Tamales keeps the recipes simple but flavorful. This book does a really good job of showing tamale making for the beginner with ingredients accessible at major grocery stores but producing delicious tamales. There are also helpful tips for important steps like how much masa and filing to use and how to figure out if the masa is ready by using basic kitchen tools or simple techniques that do not rely on experience to get it right. That is a nice way to avoid having to make a few test batches of failures to get the technique right. Those little tidbits pay for the book right there (which is why I'm not saying what they are). You can easily take these basic recipes to a more advanced level by subbing out the store-bought ingredients for your own homemade recipes. For example, the chicken mole poblano tamales call for store bought mole sauce but you could make your own far superior mole sauce for those tamales. Vegetables can be swapped out for heirloom varieties from your garden. Chiles can be swapped to make more complex sauces.

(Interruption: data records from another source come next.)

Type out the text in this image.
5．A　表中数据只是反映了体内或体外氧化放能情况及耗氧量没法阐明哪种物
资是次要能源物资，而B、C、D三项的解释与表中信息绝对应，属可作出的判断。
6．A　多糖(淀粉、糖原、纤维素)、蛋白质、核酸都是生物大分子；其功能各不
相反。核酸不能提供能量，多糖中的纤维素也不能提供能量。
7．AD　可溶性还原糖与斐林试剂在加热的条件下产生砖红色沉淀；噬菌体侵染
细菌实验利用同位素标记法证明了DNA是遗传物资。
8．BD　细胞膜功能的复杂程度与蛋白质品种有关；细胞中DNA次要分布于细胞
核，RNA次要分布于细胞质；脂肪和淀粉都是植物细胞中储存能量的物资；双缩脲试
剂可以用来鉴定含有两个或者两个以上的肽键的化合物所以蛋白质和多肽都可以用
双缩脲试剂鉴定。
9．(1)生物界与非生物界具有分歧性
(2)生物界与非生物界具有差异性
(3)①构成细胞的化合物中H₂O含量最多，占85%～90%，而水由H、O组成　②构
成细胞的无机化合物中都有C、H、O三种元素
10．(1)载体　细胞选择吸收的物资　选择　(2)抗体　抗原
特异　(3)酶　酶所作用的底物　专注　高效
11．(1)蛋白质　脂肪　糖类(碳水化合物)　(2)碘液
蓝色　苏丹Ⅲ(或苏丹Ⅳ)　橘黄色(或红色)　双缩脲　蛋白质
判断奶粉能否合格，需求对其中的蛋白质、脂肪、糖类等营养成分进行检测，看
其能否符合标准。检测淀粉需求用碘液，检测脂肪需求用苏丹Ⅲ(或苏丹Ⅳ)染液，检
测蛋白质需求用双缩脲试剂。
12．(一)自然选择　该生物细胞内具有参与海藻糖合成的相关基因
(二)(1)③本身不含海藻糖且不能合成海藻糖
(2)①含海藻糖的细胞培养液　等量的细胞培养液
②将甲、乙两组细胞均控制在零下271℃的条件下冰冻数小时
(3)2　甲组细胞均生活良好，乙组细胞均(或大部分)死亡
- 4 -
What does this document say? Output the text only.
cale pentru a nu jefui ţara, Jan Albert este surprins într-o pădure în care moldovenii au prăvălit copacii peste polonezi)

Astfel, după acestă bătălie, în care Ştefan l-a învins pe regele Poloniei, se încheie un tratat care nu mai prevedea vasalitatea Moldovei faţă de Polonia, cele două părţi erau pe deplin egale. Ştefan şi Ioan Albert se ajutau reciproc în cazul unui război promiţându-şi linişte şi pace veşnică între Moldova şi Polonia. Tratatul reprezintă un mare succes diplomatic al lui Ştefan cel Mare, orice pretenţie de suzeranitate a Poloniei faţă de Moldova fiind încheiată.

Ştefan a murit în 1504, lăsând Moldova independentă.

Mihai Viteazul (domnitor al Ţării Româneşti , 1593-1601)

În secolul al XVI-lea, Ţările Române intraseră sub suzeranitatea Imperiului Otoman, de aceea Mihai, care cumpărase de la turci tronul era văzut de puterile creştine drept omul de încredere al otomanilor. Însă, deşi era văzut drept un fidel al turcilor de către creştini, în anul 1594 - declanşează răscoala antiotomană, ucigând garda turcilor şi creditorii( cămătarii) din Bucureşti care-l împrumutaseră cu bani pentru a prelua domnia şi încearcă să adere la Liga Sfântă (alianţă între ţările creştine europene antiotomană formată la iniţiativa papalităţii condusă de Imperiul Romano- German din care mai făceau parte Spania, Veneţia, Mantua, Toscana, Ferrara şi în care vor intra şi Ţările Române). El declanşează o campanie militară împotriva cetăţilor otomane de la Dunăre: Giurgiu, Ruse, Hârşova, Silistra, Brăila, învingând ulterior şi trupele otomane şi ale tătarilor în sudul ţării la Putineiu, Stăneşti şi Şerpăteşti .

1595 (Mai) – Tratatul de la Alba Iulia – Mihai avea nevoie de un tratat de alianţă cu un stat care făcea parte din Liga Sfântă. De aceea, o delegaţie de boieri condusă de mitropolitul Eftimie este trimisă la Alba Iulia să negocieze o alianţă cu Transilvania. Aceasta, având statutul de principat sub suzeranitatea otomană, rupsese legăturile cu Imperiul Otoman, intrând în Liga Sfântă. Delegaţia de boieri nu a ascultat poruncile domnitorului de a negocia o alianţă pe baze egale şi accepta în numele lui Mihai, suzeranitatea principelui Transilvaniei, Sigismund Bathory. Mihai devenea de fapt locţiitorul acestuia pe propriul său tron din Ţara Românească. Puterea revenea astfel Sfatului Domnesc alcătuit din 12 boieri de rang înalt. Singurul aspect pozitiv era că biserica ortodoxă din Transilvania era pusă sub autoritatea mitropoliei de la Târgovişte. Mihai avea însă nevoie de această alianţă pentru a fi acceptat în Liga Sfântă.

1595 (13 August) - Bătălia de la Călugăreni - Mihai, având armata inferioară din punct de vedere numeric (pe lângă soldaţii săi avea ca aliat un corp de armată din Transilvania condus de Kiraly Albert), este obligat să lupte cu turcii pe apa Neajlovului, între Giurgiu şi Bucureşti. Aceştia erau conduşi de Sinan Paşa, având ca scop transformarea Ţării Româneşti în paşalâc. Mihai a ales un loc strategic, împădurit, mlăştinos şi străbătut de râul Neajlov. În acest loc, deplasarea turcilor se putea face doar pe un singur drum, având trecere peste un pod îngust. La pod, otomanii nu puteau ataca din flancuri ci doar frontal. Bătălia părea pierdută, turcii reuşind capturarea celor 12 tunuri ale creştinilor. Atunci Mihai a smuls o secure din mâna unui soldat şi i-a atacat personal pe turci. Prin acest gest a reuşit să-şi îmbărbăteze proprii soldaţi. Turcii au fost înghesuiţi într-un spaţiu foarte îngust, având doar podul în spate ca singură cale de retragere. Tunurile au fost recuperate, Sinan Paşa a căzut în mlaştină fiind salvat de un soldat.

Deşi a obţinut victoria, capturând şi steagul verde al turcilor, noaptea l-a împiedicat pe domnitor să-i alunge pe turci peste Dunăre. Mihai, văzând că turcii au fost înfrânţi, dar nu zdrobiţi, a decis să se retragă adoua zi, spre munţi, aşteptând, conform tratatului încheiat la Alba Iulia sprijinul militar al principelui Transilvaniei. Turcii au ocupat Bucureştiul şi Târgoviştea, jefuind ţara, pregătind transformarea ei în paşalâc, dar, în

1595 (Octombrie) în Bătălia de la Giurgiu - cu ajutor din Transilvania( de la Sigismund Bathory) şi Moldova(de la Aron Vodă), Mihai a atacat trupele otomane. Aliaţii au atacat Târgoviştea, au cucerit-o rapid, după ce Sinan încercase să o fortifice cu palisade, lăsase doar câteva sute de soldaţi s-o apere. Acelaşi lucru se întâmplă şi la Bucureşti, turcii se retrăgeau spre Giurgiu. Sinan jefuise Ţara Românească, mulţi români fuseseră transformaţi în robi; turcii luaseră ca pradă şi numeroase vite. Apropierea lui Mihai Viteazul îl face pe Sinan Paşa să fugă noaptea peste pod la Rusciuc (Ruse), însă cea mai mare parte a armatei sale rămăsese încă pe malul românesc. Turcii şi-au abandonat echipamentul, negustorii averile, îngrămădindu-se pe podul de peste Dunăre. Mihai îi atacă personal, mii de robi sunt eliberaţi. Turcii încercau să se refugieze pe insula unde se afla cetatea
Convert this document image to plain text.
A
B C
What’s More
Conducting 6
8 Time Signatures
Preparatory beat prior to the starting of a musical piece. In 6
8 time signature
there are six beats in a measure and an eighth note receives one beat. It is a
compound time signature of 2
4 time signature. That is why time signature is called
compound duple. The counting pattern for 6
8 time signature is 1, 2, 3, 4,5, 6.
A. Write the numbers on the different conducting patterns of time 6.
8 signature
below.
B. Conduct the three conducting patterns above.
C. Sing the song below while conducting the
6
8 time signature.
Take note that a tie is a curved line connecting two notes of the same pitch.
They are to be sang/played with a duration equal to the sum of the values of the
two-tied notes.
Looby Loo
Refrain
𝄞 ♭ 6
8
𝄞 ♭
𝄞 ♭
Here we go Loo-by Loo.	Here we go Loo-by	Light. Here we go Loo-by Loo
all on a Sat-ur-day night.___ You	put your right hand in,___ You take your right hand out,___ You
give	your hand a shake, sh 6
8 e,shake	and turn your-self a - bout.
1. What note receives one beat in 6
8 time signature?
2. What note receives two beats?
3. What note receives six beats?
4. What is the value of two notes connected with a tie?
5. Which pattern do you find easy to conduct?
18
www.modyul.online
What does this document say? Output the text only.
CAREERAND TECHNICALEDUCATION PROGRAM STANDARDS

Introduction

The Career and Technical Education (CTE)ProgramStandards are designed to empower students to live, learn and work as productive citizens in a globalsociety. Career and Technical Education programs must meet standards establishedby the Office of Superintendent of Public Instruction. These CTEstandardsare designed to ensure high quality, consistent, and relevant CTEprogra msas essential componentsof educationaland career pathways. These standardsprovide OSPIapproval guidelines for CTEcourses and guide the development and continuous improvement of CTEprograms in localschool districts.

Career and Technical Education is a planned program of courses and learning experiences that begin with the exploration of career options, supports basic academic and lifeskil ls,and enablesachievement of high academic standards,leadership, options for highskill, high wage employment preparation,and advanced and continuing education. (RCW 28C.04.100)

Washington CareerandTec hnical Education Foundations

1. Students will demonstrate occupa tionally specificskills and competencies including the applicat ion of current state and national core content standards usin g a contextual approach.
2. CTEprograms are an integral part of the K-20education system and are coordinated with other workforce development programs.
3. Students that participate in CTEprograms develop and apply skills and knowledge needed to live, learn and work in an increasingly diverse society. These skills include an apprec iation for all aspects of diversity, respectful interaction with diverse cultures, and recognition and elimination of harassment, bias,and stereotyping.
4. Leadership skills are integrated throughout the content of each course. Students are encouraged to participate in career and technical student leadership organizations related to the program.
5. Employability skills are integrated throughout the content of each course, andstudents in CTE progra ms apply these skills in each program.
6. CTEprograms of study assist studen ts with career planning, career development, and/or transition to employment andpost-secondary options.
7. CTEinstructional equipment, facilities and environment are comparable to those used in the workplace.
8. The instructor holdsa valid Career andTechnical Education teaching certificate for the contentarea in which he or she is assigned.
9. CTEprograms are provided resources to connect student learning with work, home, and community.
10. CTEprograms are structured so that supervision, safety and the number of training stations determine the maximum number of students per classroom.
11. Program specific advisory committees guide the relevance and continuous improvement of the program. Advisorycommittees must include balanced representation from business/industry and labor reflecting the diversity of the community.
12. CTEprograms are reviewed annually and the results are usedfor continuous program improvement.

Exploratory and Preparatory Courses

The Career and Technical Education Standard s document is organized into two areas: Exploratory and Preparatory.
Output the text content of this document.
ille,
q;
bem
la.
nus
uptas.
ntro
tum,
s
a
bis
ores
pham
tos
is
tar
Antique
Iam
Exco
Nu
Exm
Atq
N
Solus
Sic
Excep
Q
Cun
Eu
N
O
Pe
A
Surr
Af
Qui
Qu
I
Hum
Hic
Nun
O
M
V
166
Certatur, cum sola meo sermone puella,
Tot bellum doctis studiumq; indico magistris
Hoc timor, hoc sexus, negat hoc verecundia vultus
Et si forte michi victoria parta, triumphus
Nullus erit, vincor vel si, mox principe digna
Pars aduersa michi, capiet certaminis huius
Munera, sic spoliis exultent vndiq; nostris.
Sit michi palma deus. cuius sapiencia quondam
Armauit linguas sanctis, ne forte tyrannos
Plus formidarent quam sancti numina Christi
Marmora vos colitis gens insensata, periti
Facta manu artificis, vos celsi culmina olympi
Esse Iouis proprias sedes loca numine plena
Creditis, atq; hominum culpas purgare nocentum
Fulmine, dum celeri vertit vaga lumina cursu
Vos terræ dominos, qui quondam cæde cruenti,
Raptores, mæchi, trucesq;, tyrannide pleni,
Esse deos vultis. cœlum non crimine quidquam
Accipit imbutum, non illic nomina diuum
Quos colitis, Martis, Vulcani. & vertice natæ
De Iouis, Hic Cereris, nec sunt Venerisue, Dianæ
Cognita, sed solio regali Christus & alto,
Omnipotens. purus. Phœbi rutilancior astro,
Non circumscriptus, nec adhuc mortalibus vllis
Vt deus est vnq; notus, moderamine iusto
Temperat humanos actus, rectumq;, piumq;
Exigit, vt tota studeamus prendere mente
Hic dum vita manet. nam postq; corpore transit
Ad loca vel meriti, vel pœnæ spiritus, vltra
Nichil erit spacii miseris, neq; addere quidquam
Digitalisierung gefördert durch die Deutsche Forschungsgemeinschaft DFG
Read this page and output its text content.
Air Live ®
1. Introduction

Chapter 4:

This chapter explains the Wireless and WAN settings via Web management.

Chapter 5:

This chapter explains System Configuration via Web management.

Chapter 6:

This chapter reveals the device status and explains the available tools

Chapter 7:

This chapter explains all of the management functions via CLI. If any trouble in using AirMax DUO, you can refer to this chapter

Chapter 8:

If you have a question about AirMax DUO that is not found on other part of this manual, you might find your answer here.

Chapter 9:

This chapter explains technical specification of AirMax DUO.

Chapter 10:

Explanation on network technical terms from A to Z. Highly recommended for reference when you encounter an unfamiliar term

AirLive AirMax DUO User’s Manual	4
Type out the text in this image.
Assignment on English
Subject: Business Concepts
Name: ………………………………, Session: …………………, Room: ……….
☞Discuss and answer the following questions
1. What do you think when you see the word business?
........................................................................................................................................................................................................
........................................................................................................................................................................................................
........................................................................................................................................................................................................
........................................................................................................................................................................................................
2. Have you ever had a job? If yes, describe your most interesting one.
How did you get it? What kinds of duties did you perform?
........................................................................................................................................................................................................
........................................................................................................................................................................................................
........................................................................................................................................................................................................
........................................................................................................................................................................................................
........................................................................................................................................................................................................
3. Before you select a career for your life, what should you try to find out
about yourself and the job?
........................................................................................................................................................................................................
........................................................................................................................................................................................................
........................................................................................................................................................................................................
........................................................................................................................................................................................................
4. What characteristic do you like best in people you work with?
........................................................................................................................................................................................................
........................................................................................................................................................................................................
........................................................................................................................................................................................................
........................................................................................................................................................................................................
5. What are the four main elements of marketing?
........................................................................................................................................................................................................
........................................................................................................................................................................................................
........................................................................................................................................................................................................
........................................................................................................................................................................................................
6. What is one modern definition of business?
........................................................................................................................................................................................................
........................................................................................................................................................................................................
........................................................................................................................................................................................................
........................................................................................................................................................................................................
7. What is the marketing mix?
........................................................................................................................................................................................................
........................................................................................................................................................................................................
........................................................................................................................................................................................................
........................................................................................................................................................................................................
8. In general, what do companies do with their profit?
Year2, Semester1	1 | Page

If there is one thing to criticize, it is the extremely short space spent explaining how to roll tamales. The book offers four pages of crude drawings showing ten different wrapping styles. The instructions are not especially clear but you can get a better sense of how to fill the wrapper for the different types of wrap styles by looking at some of the full size photos through the book. I would have liked to see a full chapter with photos of each step for each style as well as some helpful tips about wrapping. Rolling or wrapping in food prep requires both technique and experience. The more technique you know the less you have to rely on experience to figure it out. A few YouTube videos helped clarify but once you understand the way the book's illustrations are drawn then it makes more sense.
Overall, a great reference point for the new to moderately experienced tamale maker looking for recipes you can trust for each ingredient. There are so many good recipes and recipe combinations you can make out of this book that you could spend a lot of time developing your skills with tamales before you feel the need to branch out.